On Thursday night, youthful conductor André de Ridder strode to the Hamer Hall platform sans baton to open what was to be a most interesting program with Mozart’s Symphony No 34 in C major. A three-movement work composed when the Salzburger was just 24, it is an optimistically ebullient and festive work and the MSO gave a polished reading that augured well for the rest of the program. An appropriately reduced-sized orchestra allowed for absolute clarity of texture to reign and the pitch-perfect winds were able to project effortlessly. Strings offered tastefully discreet vibrato, perfectly embodying the restrained elegance of the opening two movements. Unusually the second movement is scored for strings alone, with just a dash of bassoon thrown in for good measure. Unalloyed joyous exuberance reigned supreme in the tarantella-like finale as well-synchronized orchestral forces, playing at breakneck speed, revelled in the joie de vivre of youthful Mozart.
Then followed the Melbourne premiere of Unsuk Chin’s Mannequin, a co-commission by the MSO in conjunction with the Boston Symphony Orchestra, the Danish National Orchestra and the Southbank Centre in London. Seemingly based on an E.T.A. Hoffman novella it is a largely gestural work where short motifs drift in and out somewhat colouristically. Conceived for much larger orchestral forces than the Mozart, it employs no less than 14 brass players, a battery of percussion, celeste, piano and harp as well as the normal large complement of strings and winds. Now leading with baton, de Ridder delivered an incisive reading of this work, one that perhaps merits further hearing.

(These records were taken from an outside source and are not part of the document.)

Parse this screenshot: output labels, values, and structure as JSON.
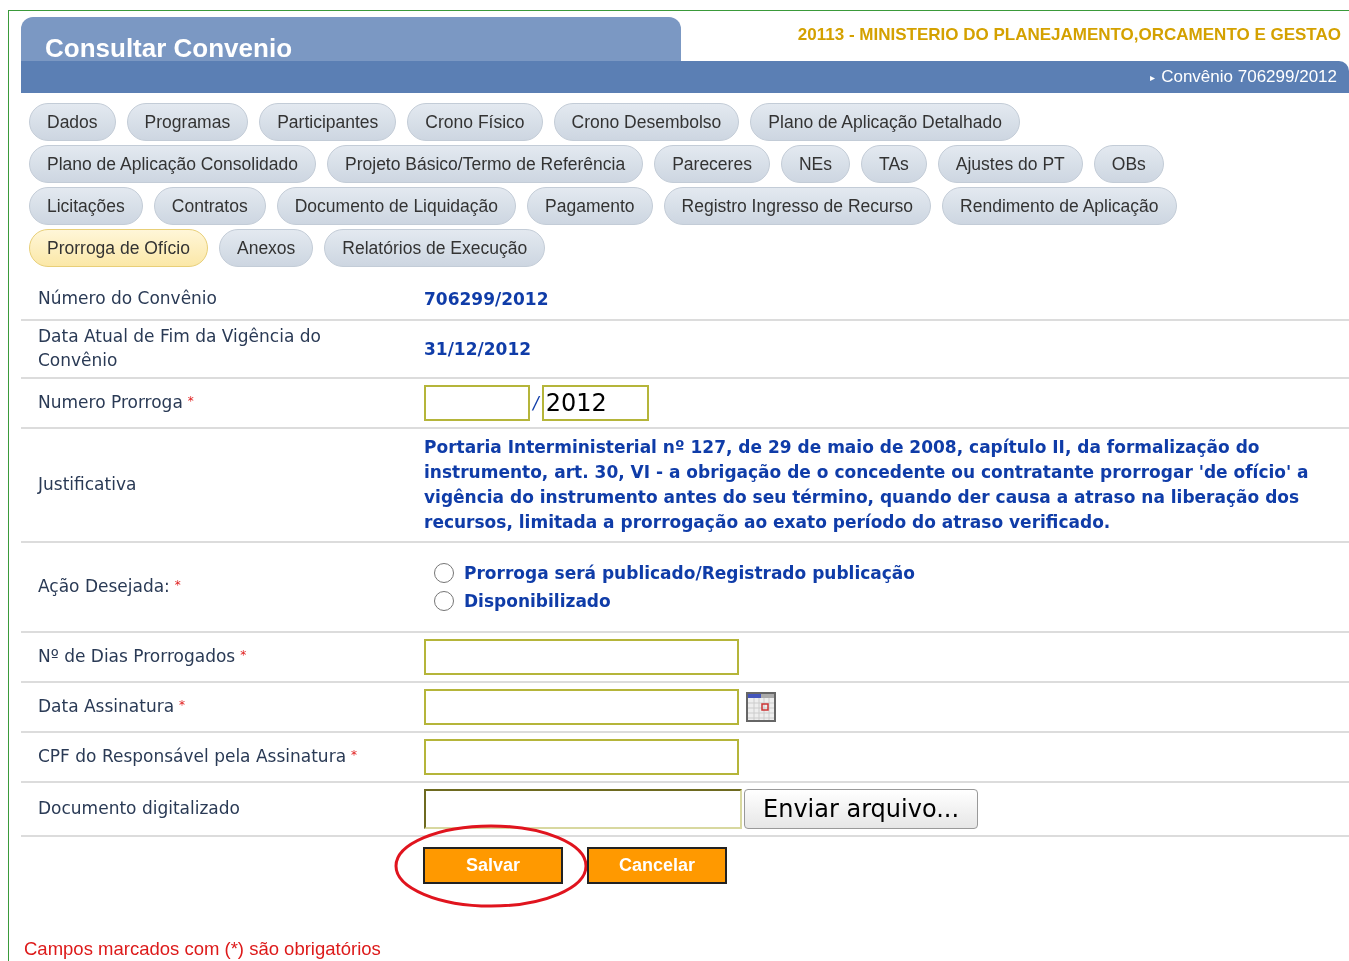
{
  "header": {
    "title": "Consultar Convenio",
    "organ": "20113 - MINISTERIO DO PLANEJAMENTO,ORCAMENTO E GESTAO",
    "breadcrumb_arrow": "▸",
    "breadcrumb": "Convênio 706299/2012"
  },
  "tabs": [
    [
      {
        "label": "Dados",
        "selected": false
      },
      {
        "label": "Programas",
        "selected": false
      },
      {
        "label": "Participantes",
        "selected": false
      },
      {
        "label": "Crono Físico",
        "selected": false
      },
      {
        "label": "Crono Desembolso",
        "selected": false
      },
      {
        "label": "Plano de Aplicação Detalhado",
        "selected": false
      }
    ],
    [
      {
        "label": "Plano de Aplicação Consolidado",
        "selected": false
      },
      {
        "label": "Projeto Básico/Termo de Referência",
        "selected": false
      },
      {
        "label": "Pareceres",
        "selected": false
      },
      {
        "label": "NEs",
        "selected": false
      },
      {
        "label": "TAs",
        "selected": false
      },
      {
        "label": "Ajustes do PT",
        "selected": false
      },
      {
        "label": "OBs",
        "selected": false
      }
    ],
    [
      {
        "label": "Licitações",
        "selected": false
      },
      {
        "label": "Contratos",
        "selected": false
      },
      {
        "label": "Documento de Liquidação",
        "selected": false
      },
      {
        "label": "Pagamento",
        "selected": false
      },
      {
        "label": "Registro Ingresso de Recurso",
        "selected": false
      },
      {
        "label": "Rendimento de Aplicação",
        "selected": false
      }
    ],
    [
      {
        "label": "Prorroga de Ofício",
        "selected": true
      },
      {
        "label": "Anexos",
        "selected": false
      },
      {
        "label": "Relatórios de Execução",
        "selected": false
      }
    ]
  ],
  "fields": [
    {
      "kind": "text",
      "label": "Número do Convênio",
      "value": "706299/2012"
    },
    {
      "kind": "text",
      "label": "Data Atual de Fim da Vigência do Convênio",
      "value": "31/12/2012"
    },
    {
      "kind": "number",
      "label": "Numero Prorroga",
      "required_mark": "*",
      "separator": "/",
      "year": "2012"
    },
    {
      "kind": "note",
      "label": "Justificativa",
      "value": "Portaria Interministerial nº 127, de 29 de maio de 2008, capítulo II, da formalização do instrumento, art. 30, VI - a obrigação de o concedente ou contratante prorrogar 'de ofício' a vigência do instrumento antes do seu término, quando der causa a atraso na liberação dos recursos, limitada a prorrogação ao exato período do atraso verificado."
    },
    {
      "kind": "radio",
      "label": "Ação Desejada:",
      "required_mark": "*",
      "options": [
        {
          "label": "Prorroga será publicado/Registrado publicação",
          "selected": false
        },
        {
          "label": "Disponibilizado",
          "selected": false
        }
      ]
    },
    {
      "kind": "input",
      "label": "Nº de Dias Prorrogados",
      "required_mark": "*"
    },
    {
      "kind": "date",
      "label": "Data Assinatura",
      "required_mark": "*"
    },
    {
      "kind": "input",
      "label": "CPF do Responsável pela Assinatura",
      "required_mark": "*"
    },
    {
      "kind": "file",
      "label": "Documento digitalizado",
      "button": "Enviar arquivo..."
    }
  ],
  "buttons": [
    {
      "label": "Salvar",
      "highlighted": true
    },
    {
      "label": "Cancelar",
      "highlighted": false
    }
  ],
  "footnote": "Campos marcados com (*) são obrigatórios"
}
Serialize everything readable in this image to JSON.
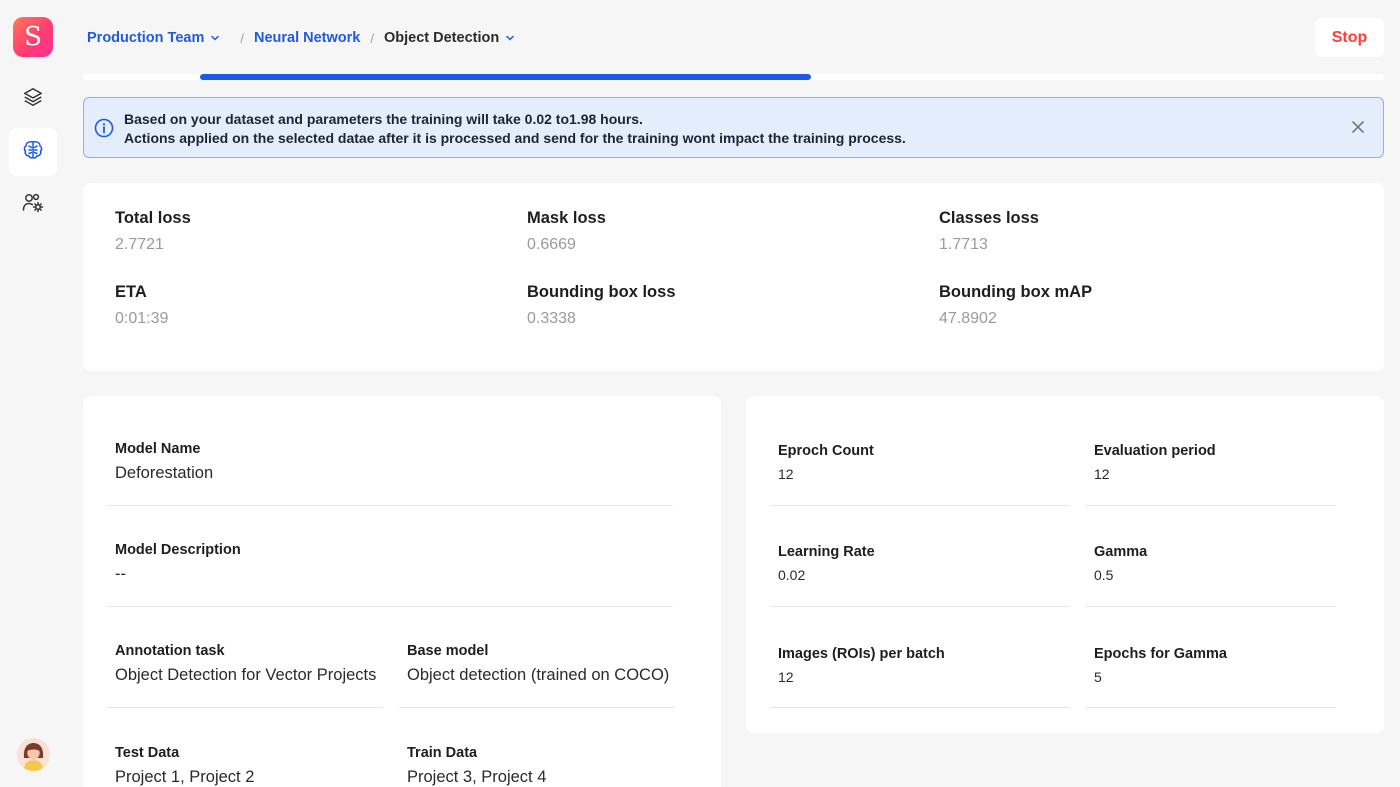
{
  "app": {
    "logo_letter": "S",
    "brand_gradient": [
      "#ff7a59",
      "#ff2e9a"
    ],
    "accent": "#1f5be0",
    "danger": "#ff3b3b"
  },
  "sidebar": {
    "items": [
      {
        "icon": "layers-icon",
        "active": false
      },
      {
        "icon": "brain-icon",
        "active": true
      },
      {
        "icon": "users-settings-icon",
        "active": false
      }
    ],
    "avatar": "user-avatar"
  },
  "breadcrumb": {
    "team": "Production Team",
    "section": "Neural Network",
    "current": "Object Detection",
    "separator": "/"
  },
  "header": {
    "stop_label": "Stop"
  },
  "progress": {
    "fraction": 0.47
  },
  "banner": {
    "line1": "Based on your dataset and parameters the training will take 0.02 to1.98 hours.",
    "line2": "Actions applied on the selected datae after it is processed and send for the training wont impact the training process."
  },
  "metrics": [
    {
      "label": "Total loss",
      "value": "2.7721"
    },
    {
      "label": "Mask loss",
      "value": "0.6669"
    },
    {
      "label": "Classes loss",
      "value": "1.7713"
    },
    {
      "label": "ETA",
      "value": "0:01:39"
    },
    {
      "label": "Bounding box loss",
      "value": "0.3338"
    },
    {
      "label": "Bounding box mAP",
      "value": "47.8902"
    }
  ],
  "model": {
    "name_label": "Model Name",
    "name_value": "Deforestation",
    "desc_label": "Model Description",
    "desc_value": "--",
    "task_label": "Annotation task",
    "task_value": "Object Detection for Vector Projects",
    "base_label": "Base model",
    "base_value": "Object detection (trained on COCO)",
    "test_label": "Test Data",
    "test_value": "Project 1, Project 2",
    "train_label": "Train Data",
    "train_value": "Project 3, Project 4"
  },
  "params": [
    {
      "label": "Eproch Count",
      "value": "12"
    },
    {
      "label": "Evaluation period",
      "value": "12"
    },
    {
      "label": "Learning Rate",
      "value": "0.02"
    },
    {
      "label": "Gamma",
      "value": "0.5"
    },
    {
      "label": "Images (ROIs) per batch",
      "value": "12"
    },
    {
      "label": "Epochs for Gamma",
      "value": "5"
    }
  ]
}
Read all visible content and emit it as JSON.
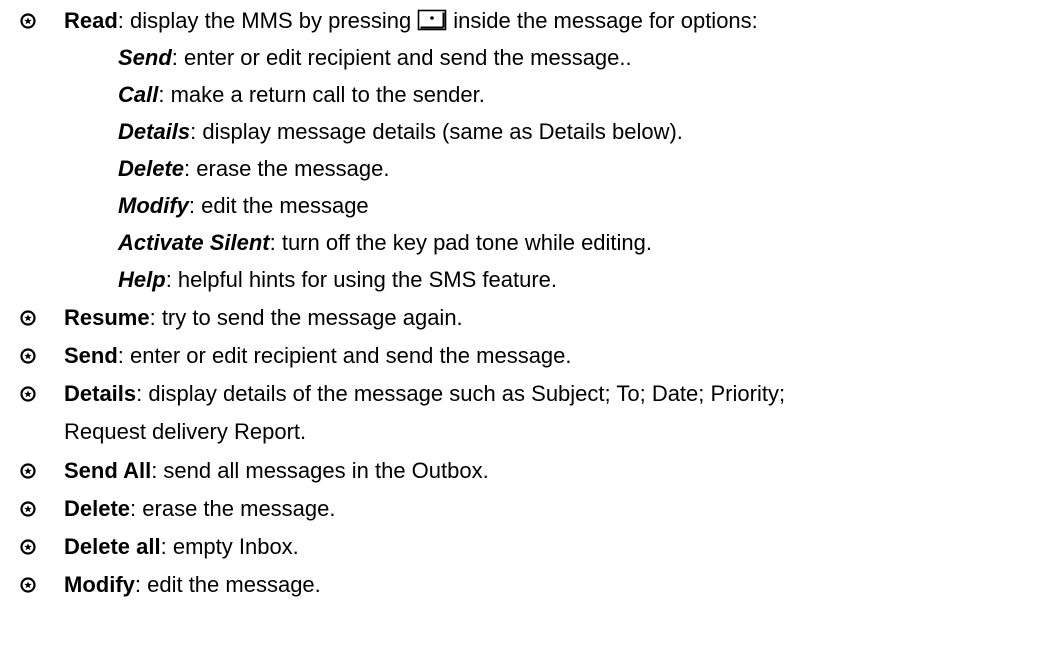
{
  "icons": {
    "bullet": "circled-star-bullet-icon",
    "inline": "center-key-icon"
  },
  "read_item": {
    "term": "Read",
    "before_icon": ": display the MMS by pressing",
    "after_icon": "inside the message for options:"
  },
  "read_options": [
    {
      "term": "Send",
      "desc": ": enter or edit recipient and send the message.."
    },
    {
      "term": "Call",
      "desc": ": make a return call to the sender."
    },
    {
      "term": "Details",
      "desc": ": display message details (same as Details below)."
    },
    {
      "term": "Delete",
      "desc": ": erase the message."
    },
    {
      "term": "Modify",
      "desc": ": edit the message"
    },
    {
      "term": "Activate Silent",
      "desc": ": turn off the key pad tone while editing."
    },
    {
      "term": "Help",
      "desc": ": helpful hints for using the SMS feature."
    }
  ],
  "items": [
    {
      "term": "Resume",
      "desc": ": try to send the message again."
    },
    {
      "term": "Send",
      "desc": ": enter or edit recipient and send the message."
    },
    {
      "term": "Details",
      "desc_line1": ": display details of the message such as Subject; To; Date; Priority;",
      "desc_line2": "Request delivery Report."
    },
    {
      "term": "Send All",
      "desc": ": send all messages in the Outbox."
    },
    {
      "term": "Delete",
      "desc": ": erase the message."
    },
    {
      "term": "Delete all",
      "desc": ": empty Inbox."
    },
    {
      "term": "Modify",
      "desc": ": edit the message."
    }
  ]
}
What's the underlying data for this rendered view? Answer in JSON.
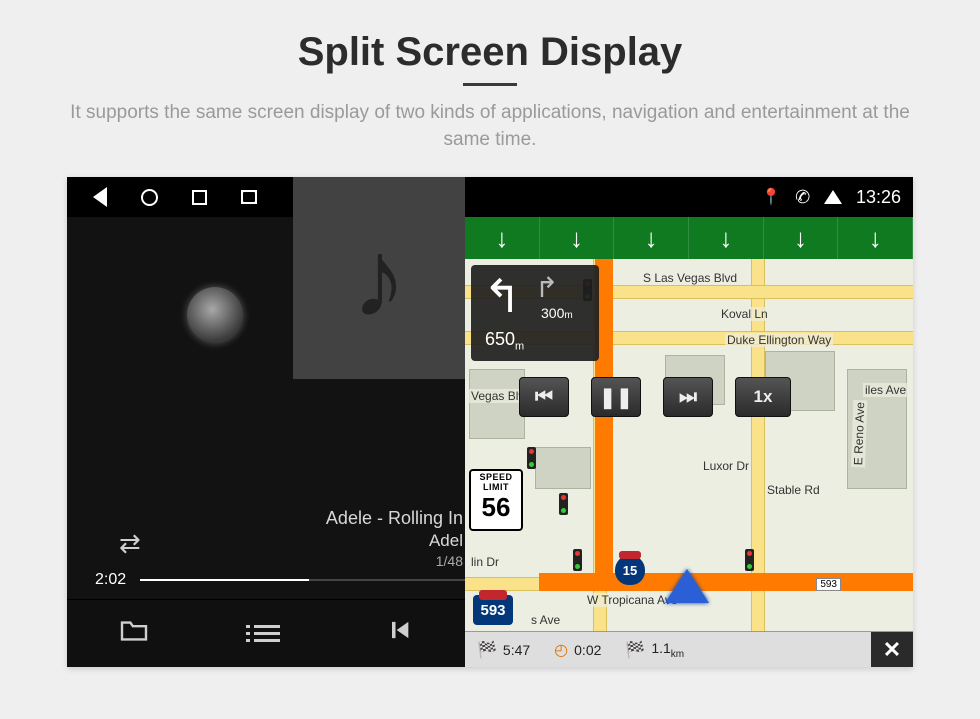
{
  "heading": "Split Screen Display",
  "subheading": "It supports the same screen display of two kinds of applications, navigation and entertainment at the same time.",
  "statusbar": {
    "time": "13:26"
  },
  "player": {
    "track_line1": "Adele - Rolling In",
    "track_line2": "Adel",
    "track_count": "1/48",
    "elapsed": "2:02"
  },
  "nav": {
    "turn_next_m": "300",
    "turn_next_unit": "m",
    "turn_total": "650",
    "turn_total_unit": "m",
    "speed_label1": "SPEED",
    "speed_label2": "LIMIT",
    "speed_value": "56",
    "speed_btn": "1x",
    "hwy_shield": "593",
    "interstate": "15",
    "exit_tag": "593",
    "eta_time": "5:47",
    "eta_dur": "0:02",
    "eta_dist": "1.1",
    "eta_dist_unit": "km",
    "streets": {
      "s_las_vegas": "S Las Vegas Blvd",
      "koval": "Koval Ln",
      "duke": "Duke Ellington Way",
      "vegas_blvd": "Vegas Blvd",
      "luxor": "Luxor Dr",
      "stable": "Stable Rd",
      "reno": "E Reno Ave",
      "tropicana": "W Tropicana Ave",
      "lin_dr": "lin Dr",
      "s_ave": "s Ave",
      "iles_ave": "iles Ave"
    }
  }
}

It was for the second half of the program however that attracted most of the sizeable audience to Hamer Hall. French pianist Jean-Efflam Bavouzet was guest soloist in Ravel’s jazz-inspired Piano Concerto in G. Tempi were brisk, yet never with any loss of clarity, as Bavouzet clearly revelled in the joy of this concise three movement canvas. With eyes firmly fixed on the orchestra, the soloist ensured unanimity of purpose in the opening stanza, which opens (uniquely?) with a whip crack. After some delightfully silky glissandi up and down the keyboard Bavouzet then brought a quasi-improvised playfulness to the Spanish-hued second subject thereafter imbuing his reading with enormous colour and clarity, never shying away however from some of the score’s more percussive moments.
The first movement’s cadenza was notable for its shimmering trills before unleashing the syncopated rhythmic impetus of the closing paragraph. The central slow movement was perhaps more flowing than one usually hears, yet it lost none of its incandescent radiance as Bavouzet explored its nuanced harmonic palette and long-arching melodies with painstaking care. The final romp of a finale exuded wit and charm, driving rhythms prevailing throughout with the pianist’s touch ranging from utmost delicacy to the incisive precision of the syncopated staccato chords. Bavouzet clearly revelled in the joy of playing this popular concerto with an in-form MSO. His encore – Debussy’s Reflets dans l’eau, more typically French impressionist fare – was enchantingly iridescent. One wished for more.
Ravel’s La Valse, originally conceived not surprisingly as a ballet, first found fame as a concert work, immediately proving popular after its initial performances in 1920. A veritable showpiece for orchestra, it has been subsequently choreographed to great success by the likes of Bronislava Nijinska, George Balanchine and Frederick Ashton. Ravel had long before 1920 written of his desire to write something that might be a sort of homage to Johann Strauss. After a long gestation period, during which the work was entitled Wien, it eventually emerged into what Ravel himself described as “a sort of apotheosis of the Viennese waltz”, a vision of “fantastic and fatal whirling”. Almost an impressionistic Concerto for Orchestra, this work found the Melbourne in top form tonight, once again justifying their deserved reputation as one of our cultural icons, a much-loved, indeed essential part of Melbourne’s artistic fabric. The music itself may well have conjured up sonic images of an imperial European court circa 1855, but Hamer Hall was the place to be last Thursday night. Bravo MSO.